Mit Gewalt hat die Polizei versucht, ein kurdisches Paar aus einer Kirche nach Polen abzuschieben. Am Freitag gibt es eine Mahnwache.

Vor der Ausländerbehörde in Viersen- Dülken Foto: Tom Brandt

Köln taz | „So etwas habe ich noch nicht erlebt“, sagt Elke Langer. Sie ist Pfarrerin in der evangelischen Gemeinde Nettetal-Lobberich in Nordrhein-Westfalen. Am Morgen des 10. Juli klingelt ihr Telefon: Das Ordnungsamt der Stadt Viersen steht mit einem Durchsuchungsbeschluss vor dem Pfarrhaus und versucht, die Tür aufzubrechen. Sein Ziel ist das kurdische Ehepaar, das im Pfarrhaus seit Ende Mai im Kirchenasyl lebt. Es soll nach Polen abgeschoben werden.

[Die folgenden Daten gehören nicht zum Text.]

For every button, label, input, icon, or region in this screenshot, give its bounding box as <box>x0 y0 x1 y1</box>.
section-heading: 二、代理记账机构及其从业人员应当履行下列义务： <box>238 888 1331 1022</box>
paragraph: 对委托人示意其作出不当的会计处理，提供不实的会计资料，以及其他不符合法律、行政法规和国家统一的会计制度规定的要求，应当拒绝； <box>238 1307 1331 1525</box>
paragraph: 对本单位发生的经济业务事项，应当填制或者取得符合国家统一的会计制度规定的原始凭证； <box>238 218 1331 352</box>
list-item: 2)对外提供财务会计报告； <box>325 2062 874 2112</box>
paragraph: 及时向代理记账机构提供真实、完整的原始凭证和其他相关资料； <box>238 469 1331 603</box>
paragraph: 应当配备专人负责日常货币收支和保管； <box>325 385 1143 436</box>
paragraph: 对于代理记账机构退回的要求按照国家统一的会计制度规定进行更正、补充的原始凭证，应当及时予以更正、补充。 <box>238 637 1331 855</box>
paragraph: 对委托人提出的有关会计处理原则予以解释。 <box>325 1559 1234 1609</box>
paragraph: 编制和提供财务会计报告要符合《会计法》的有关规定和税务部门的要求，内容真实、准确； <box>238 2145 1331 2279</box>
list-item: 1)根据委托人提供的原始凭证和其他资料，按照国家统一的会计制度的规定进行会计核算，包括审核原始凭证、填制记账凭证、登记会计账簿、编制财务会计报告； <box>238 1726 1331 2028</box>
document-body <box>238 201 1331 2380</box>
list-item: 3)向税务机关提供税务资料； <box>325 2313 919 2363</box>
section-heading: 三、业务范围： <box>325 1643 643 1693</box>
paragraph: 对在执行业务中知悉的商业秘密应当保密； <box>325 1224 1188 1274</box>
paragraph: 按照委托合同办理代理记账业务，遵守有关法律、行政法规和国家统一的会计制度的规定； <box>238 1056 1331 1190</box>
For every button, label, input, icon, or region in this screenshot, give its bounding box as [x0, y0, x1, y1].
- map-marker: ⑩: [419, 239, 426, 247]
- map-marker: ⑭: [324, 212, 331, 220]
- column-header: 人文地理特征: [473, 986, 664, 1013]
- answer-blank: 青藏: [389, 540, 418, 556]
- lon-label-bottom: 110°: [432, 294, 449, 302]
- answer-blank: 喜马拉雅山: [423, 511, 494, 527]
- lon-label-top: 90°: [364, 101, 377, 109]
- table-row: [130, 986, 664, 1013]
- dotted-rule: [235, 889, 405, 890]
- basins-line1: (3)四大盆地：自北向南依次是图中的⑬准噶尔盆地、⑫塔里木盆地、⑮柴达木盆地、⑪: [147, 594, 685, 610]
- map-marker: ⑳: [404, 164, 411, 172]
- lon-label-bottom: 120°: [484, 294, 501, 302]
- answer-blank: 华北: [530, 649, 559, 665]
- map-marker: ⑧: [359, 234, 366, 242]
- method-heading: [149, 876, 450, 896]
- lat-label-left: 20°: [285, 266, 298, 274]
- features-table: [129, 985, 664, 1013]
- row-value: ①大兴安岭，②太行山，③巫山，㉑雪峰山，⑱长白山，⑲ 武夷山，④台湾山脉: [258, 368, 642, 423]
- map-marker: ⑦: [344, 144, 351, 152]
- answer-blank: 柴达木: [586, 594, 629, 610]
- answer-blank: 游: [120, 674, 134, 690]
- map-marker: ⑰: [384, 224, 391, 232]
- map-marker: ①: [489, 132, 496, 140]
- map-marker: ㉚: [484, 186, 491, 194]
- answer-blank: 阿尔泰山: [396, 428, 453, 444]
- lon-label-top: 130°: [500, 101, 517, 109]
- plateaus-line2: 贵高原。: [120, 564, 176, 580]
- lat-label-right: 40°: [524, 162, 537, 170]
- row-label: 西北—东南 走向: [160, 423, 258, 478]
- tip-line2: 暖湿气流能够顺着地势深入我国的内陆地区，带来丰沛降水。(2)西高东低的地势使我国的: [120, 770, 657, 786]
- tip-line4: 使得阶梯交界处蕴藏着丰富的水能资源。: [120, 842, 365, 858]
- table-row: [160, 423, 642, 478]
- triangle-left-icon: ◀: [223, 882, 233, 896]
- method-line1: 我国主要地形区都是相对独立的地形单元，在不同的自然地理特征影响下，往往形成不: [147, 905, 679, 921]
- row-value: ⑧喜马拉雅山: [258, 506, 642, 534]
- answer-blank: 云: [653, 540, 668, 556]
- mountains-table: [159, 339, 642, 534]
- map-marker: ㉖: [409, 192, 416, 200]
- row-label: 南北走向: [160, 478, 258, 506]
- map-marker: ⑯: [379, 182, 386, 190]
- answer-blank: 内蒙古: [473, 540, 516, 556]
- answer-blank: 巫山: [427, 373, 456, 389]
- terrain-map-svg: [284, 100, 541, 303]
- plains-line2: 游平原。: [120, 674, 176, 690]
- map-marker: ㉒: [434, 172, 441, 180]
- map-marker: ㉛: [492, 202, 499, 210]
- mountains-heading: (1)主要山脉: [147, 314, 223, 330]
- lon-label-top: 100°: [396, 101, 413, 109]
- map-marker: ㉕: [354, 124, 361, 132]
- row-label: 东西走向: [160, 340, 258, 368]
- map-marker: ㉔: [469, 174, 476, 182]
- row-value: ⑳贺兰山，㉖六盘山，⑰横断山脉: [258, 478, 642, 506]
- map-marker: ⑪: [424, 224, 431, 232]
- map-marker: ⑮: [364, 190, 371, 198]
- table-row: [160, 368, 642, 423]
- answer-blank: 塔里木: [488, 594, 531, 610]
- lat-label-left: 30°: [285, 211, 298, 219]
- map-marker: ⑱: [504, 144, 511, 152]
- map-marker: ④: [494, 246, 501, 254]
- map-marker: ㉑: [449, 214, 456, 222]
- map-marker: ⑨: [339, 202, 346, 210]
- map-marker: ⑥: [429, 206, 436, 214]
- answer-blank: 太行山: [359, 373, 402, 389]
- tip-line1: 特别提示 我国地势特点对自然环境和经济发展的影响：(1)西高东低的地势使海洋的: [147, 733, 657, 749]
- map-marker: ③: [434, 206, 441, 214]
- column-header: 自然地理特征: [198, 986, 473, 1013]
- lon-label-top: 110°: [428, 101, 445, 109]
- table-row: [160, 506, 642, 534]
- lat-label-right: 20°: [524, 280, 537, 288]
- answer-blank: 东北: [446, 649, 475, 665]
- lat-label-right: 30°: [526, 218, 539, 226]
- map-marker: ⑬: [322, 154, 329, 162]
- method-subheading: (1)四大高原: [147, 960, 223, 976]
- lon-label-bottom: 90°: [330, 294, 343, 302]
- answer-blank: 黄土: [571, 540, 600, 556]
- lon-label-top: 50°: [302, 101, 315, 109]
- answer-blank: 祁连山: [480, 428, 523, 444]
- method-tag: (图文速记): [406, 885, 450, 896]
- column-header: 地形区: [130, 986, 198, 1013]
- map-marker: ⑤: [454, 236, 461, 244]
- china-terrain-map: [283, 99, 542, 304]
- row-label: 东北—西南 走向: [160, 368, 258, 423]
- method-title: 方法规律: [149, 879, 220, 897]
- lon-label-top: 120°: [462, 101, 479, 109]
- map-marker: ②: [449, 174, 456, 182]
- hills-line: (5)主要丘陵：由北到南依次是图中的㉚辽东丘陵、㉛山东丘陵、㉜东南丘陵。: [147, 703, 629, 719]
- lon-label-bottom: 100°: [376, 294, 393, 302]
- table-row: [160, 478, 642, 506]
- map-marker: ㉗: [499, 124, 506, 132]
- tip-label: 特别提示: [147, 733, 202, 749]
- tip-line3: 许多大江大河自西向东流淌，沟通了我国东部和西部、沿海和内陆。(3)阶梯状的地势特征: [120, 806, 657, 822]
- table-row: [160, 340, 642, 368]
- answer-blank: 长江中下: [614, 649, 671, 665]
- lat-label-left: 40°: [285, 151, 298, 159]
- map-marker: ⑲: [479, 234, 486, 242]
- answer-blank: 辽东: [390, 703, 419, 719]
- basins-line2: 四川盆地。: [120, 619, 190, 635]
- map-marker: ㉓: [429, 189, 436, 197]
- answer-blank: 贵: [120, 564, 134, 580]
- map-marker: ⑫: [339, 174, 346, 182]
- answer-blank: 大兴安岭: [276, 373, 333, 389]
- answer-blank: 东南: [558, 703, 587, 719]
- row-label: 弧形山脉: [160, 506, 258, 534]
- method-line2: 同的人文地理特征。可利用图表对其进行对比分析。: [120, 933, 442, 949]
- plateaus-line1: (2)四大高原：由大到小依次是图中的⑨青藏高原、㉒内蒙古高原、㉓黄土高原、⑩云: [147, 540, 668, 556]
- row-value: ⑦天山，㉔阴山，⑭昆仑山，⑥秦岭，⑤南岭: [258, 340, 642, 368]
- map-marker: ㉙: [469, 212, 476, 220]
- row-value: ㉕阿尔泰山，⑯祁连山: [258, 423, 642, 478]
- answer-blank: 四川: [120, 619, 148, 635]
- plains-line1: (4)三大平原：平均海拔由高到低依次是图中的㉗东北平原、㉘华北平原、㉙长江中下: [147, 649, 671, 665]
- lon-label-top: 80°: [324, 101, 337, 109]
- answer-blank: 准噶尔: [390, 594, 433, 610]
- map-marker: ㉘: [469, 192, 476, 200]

„Die Behörden sind sehr grob vorgegangen“, erzählt Langer ein paar Tage später. Die Frau des Paars habe Blutergüsse erlitten, sie selbst habe einen Notarzt gerufen, der nicht durchgelassen worden sei. Die Stadt Viersen will zu den Einzelheiten der Räumung keine Stellung nehmen. Beim Versuch, das Paar in ein Flugzeug zu setzen, brach die Frau schließlich zusammen. Die Abschiebung scheiterte. Zurzeit sitzen die beiden in Darmstadt in Abschiebehaft.

„Das ist ein Präzedenzfall“, sagt Tom Brandt vom Ökumenischen Netzwerk Kirchenasyl. Seit 2014 ist kein Kirchenasyl mehr durch die Behörden geräumt worden. Zwar komme es immer wieder vor, dass ein Asylantrag aus dem Kirchenasyl heraus abgelehnt werde, sagt Brandt, in der Mehrheit der Fälle könnten sich die An­trag­stel­le­r:in­nen aber trotzdem weiter in Deutschland aufhalten, weil sie aus Ländern wie Syrien, Afghanistan oder dem Irak kommen. Dorthin wird in der Regel aktuell nicht abgeschoben.

„Das Kirchenasyl ist kein rechtsfreier Raum“, sagt auch Elke Langer. Falls jemand aus dem Kirchenasyl abgeschoben werden müsse, würden sich normalerweise Kirchengemeinde und Behörden zusammensetzen, um das weitere Vorgehen abzusprechen.

Amtsleiter in der Kritik

Die Stadt Viersen weist die Vorwürfe von sich. Die Vereinbarungen mit den Kirchen seien beachtet worden. Die Abschiebung sei „nach den gesetzlichen Vorgaben“ erfolgt, eine „Ausreisepflicht“ habe vorgelegen. Die Ausländerbehörde habe auf Weisung des Bundesamts für Migration und Flüchtlinge (Bamf) gehandelt.

Allerdings schreibt das Bamf nur vor, dass eine Abschiebung durchgeführt werden muss, wann und mit welchen Mitteln liegt jedoch im Ermessen der Behörden vor Ort. „Die Verwaltung muss sich dazu erklären“, fordern die Viersener Grünen. Sie sehen besonders die Rolle des Amtsleiters der Ausländerbehörde kritisch.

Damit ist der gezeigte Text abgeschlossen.